Disturbances of sensation are common in neurasthenia, these disturbances taking the form in many instances of itchings or formication or other similar minor ills. Neuralgia is often severe and its attacks frequent, but I am convinced that something more than simple nervous exhaustion is responsible for its production. I believe that there is a neuralgic diathesis or temperament which is often associated with neurasthenia, but may exist without it, and which probably has, at least on many occasions, relations to a gouty ancestry. When such temperament exists the neuralgic attacks are greatly aggravated by the coming on of neurasthenia. Hyperæsthesia and anæsthesia mark the line where simple neurasthenia passes into hysteria. The same also is true of the peculiar tenderness over the spinal processes of the vertebræ, which is especially frequent in women, and is the chief symptom of the so-called spinal irritation or spinal anæmia—an affection which I believe to be a form of neurasthenia allied to hysteria.
In neurasthenia disturbances of the sexual organs are very common; in women great pain on menstruation, ovarian irritation, the so-called irritable uterus of Hodge, are closely connected with a general nerve weakness. In not a small proportion of the cases of uterine disorders which are often locally treated I believe the local disease is largely the expression of the general condition. It is well known that masturbation and sexual excess in the male may produce an exhaustion of the nerve-centres especially implicated and also a general nervous exhaustion. This is the common history of spermatorrhœa.

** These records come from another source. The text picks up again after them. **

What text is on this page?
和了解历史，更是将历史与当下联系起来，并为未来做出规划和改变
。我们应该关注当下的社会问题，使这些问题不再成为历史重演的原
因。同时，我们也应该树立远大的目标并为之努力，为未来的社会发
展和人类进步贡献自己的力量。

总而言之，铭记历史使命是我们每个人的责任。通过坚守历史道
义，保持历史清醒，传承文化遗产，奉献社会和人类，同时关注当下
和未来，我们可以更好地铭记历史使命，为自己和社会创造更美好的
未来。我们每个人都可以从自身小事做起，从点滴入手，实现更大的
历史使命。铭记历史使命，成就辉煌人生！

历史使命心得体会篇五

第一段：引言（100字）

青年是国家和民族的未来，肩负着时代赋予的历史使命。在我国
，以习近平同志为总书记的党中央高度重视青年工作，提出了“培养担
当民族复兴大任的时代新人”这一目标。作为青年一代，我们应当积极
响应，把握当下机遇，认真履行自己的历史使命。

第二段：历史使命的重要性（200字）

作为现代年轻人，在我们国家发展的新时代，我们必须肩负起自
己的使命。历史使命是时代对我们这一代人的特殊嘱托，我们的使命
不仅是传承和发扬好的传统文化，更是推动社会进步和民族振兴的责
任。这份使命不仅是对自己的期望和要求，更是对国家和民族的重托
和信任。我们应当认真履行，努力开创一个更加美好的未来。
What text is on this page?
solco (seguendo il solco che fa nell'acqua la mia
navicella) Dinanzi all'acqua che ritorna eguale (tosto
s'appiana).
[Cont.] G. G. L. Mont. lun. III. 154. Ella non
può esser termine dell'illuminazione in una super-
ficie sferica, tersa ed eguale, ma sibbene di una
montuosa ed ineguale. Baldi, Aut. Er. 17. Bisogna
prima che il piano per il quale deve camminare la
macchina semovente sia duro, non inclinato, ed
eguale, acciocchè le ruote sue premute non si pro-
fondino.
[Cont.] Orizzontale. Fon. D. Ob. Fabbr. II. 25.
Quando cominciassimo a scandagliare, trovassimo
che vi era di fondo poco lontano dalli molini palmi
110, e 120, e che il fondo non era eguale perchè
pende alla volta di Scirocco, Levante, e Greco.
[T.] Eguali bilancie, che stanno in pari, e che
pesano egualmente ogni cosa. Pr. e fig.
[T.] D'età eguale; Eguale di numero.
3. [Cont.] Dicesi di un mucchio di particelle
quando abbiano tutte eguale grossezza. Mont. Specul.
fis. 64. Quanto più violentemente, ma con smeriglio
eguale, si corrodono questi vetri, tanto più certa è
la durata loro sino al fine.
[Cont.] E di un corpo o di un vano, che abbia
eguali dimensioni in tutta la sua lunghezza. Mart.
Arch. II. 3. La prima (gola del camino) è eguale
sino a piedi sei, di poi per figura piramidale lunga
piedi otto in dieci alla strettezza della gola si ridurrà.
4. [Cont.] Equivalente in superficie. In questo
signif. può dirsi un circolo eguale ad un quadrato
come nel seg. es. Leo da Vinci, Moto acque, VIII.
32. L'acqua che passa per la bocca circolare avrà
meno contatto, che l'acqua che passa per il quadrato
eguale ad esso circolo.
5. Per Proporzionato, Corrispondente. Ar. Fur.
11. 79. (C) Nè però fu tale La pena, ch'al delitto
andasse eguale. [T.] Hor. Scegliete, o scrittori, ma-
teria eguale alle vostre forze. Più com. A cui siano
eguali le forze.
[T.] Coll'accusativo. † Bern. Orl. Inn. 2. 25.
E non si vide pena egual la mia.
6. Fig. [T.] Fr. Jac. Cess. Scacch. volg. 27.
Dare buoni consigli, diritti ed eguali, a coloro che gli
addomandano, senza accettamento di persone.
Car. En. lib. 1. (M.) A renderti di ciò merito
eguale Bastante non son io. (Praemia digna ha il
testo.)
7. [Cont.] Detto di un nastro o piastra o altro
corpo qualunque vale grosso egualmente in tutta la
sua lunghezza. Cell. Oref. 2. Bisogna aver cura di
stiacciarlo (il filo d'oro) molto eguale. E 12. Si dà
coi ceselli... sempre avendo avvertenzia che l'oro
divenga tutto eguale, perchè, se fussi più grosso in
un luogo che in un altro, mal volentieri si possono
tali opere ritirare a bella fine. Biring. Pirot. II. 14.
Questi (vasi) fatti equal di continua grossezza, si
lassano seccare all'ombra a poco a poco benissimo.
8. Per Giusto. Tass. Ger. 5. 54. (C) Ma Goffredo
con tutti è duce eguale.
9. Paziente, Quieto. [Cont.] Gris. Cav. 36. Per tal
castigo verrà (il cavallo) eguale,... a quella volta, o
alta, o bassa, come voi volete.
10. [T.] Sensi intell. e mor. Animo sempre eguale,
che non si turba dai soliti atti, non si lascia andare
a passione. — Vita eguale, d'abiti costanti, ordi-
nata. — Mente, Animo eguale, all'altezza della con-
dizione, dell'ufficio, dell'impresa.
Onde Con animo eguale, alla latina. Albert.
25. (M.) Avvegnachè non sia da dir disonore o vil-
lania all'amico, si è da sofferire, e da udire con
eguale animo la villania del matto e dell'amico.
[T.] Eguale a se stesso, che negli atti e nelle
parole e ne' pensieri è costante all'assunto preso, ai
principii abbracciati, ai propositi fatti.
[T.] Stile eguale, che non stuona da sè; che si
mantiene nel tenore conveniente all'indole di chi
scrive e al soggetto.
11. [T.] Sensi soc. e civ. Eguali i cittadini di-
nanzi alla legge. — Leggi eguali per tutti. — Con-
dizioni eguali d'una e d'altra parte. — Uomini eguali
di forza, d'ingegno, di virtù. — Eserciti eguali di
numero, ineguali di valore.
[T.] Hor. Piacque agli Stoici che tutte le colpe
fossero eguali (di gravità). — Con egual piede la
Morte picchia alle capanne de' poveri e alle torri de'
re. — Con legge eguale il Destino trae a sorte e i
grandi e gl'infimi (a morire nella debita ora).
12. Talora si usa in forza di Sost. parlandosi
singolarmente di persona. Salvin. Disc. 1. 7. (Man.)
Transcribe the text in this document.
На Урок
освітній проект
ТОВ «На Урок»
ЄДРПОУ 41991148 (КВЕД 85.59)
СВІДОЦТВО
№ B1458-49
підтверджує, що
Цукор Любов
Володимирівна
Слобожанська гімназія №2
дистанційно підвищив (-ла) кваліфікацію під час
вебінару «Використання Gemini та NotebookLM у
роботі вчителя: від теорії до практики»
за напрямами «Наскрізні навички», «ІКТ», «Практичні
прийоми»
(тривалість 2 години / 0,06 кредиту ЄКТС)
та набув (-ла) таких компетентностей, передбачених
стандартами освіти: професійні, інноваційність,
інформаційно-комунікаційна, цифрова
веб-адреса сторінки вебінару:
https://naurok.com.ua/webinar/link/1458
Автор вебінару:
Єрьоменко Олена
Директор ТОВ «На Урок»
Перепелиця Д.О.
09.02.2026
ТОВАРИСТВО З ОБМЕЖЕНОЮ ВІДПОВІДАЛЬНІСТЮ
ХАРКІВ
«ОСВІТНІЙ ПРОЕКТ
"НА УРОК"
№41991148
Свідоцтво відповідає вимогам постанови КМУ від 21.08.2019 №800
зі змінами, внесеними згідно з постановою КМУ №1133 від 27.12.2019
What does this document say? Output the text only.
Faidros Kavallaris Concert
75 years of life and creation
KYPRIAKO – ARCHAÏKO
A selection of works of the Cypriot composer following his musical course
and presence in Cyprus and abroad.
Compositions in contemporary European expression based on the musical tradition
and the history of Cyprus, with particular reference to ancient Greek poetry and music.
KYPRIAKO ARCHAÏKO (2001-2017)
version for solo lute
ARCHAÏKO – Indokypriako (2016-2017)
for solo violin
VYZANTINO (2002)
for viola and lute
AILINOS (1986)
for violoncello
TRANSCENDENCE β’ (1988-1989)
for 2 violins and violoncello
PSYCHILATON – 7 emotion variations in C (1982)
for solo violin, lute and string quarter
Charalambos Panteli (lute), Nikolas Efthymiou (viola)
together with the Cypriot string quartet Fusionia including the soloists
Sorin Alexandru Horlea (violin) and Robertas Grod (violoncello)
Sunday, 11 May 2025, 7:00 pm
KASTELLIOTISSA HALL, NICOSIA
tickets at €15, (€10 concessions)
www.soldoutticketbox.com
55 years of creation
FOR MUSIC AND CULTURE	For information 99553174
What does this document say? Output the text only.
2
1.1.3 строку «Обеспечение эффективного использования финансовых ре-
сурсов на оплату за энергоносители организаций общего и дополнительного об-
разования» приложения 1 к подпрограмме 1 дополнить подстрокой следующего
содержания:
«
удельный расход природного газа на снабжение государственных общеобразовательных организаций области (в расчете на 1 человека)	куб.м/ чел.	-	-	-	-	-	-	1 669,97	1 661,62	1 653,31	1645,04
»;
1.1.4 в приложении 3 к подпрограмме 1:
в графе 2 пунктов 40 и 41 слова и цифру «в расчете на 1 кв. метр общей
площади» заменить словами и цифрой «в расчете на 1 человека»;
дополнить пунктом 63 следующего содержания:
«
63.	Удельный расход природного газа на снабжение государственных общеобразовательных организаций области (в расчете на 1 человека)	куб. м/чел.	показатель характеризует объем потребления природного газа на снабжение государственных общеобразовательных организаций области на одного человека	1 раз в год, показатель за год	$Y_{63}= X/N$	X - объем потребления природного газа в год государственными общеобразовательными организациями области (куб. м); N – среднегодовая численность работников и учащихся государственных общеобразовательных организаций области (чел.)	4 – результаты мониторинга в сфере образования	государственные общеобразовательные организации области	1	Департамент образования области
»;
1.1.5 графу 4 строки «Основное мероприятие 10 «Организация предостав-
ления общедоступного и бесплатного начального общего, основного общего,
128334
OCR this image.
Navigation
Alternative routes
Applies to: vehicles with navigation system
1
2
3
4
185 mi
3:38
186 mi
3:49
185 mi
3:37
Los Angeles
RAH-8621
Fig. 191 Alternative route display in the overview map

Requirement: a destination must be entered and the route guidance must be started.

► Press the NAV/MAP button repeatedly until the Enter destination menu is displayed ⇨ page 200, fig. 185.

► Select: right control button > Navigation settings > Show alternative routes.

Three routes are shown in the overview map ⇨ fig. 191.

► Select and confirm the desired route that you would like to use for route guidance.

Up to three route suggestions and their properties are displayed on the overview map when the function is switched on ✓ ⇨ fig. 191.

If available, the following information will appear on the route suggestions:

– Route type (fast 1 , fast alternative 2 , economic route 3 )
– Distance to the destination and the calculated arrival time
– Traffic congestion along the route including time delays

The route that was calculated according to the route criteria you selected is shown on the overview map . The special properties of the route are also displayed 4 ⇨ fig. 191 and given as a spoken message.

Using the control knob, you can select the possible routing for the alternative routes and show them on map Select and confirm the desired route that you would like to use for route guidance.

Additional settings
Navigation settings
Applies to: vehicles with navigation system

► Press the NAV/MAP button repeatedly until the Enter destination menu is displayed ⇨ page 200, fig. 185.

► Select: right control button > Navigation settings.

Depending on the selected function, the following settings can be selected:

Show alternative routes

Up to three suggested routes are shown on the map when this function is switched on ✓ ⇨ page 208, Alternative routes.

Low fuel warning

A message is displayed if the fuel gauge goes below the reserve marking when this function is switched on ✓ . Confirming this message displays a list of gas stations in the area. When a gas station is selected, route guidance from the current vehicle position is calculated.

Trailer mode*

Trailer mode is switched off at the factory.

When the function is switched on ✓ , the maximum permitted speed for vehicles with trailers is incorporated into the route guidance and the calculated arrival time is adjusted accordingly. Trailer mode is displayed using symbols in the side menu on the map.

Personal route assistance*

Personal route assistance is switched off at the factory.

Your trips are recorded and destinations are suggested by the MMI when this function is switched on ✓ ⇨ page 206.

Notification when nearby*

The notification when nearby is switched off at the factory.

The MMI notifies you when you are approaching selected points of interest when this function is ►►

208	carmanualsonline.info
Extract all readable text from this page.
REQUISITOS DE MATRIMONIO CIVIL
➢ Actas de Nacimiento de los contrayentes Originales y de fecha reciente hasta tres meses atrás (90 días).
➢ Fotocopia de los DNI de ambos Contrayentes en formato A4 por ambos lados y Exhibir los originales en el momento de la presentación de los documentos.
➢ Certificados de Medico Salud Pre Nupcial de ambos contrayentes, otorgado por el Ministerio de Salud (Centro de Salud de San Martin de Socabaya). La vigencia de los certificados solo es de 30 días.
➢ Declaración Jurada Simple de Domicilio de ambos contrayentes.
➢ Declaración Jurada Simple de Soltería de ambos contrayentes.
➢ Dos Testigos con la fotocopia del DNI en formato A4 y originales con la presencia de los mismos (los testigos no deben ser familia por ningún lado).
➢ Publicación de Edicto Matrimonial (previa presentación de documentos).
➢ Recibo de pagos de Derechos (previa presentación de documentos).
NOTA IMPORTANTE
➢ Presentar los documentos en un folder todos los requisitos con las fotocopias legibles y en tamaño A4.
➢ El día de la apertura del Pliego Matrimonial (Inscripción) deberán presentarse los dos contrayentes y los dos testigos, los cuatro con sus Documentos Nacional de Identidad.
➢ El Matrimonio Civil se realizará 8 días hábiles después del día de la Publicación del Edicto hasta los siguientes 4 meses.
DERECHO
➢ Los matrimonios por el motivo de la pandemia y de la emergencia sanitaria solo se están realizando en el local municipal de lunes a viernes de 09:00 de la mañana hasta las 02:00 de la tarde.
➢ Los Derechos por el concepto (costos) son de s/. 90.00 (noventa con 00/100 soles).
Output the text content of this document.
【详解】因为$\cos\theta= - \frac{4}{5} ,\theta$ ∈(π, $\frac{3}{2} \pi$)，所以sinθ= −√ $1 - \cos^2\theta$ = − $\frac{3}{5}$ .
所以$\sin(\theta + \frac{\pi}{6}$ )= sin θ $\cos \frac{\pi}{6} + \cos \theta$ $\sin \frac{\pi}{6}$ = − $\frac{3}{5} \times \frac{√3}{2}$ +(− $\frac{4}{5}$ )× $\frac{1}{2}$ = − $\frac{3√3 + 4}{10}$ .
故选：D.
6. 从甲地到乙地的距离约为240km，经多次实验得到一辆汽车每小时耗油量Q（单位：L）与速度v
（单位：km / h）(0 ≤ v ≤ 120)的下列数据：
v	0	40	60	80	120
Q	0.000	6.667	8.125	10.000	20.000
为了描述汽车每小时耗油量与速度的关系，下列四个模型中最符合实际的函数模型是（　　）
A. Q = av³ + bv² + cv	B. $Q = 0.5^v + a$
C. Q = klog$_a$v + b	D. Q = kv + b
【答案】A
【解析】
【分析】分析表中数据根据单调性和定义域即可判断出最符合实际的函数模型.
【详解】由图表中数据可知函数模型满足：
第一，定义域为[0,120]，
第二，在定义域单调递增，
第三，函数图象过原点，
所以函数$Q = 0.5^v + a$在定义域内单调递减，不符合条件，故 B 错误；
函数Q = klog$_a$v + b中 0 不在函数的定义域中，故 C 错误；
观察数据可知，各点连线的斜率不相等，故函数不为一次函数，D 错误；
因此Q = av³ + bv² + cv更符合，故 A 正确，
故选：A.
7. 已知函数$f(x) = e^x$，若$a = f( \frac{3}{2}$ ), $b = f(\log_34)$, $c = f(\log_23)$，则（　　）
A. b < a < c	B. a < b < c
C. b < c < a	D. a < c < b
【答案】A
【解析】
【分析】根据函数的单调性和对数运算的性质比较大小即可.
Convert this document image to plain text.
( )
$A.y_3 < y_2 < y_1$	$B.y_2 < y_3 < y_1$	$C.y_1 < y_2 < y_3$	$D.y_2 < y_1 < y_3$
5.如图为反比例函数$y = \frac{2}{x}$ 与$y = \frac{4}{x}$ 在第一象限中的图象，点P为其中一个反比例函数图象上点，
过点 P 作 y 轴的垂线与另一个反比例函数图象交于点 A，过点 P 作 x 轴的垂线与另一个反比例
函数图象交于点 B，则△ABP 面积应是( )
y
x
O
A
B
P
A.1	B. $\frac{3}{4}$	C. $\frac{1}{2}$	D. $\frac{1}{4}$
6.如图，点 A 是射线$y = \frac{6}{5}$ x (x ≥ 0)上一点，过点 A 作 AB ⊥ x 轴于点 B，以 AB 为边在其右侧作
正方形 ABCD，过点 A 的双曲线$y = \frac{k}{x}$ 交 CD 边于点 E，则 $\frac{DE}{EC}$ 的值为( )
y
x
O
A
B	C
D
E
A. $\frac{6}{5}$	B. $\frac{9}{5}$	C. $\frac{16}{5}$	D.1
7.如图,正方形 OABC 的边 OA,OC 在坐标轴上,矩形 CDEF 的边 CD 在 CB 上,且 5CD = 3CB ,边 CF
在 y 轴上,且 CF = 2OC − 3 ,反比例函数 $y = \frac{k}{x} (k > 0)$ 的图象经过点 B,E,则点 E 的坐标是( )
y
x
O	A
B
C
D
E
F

It is no less true that a general neurasthenia may produce a local weakness of the sexual centres, with symptoms at least resembling those of spermatorrhœa—namely, great irritability of the sexual organs, with a practical impotence due to immediate seminal discharge whenever coition is attempted. I have certainly seen this condition result from excessive intellectual labor when there has been no sexual excess, and at a time when the muscular strength was still good. Such cases may, perhaps, be distinguished by the fact that unprovoked emissions are not nearly so apt to occur as in true spermatorrhœa.
TREATMENT.—The natural cure for neurasthenia is rest, and my own experience coincides with the logical inferences to be drawn from an etiological consideration of the subject—namely, that medicines are only of limited value, and unless very judiciously administered may readily do harm. Disturbing symptoms should be met and tonics may be used, especially strychnine and arsenic, but all drugs hold a secondary position in the relief of a pure neurasthenia. In using remedies the practitioner must be guided by general principles, and I shall not engage in any detailed consideration of the subject, but employ the space at my disposal with a discussion of rest.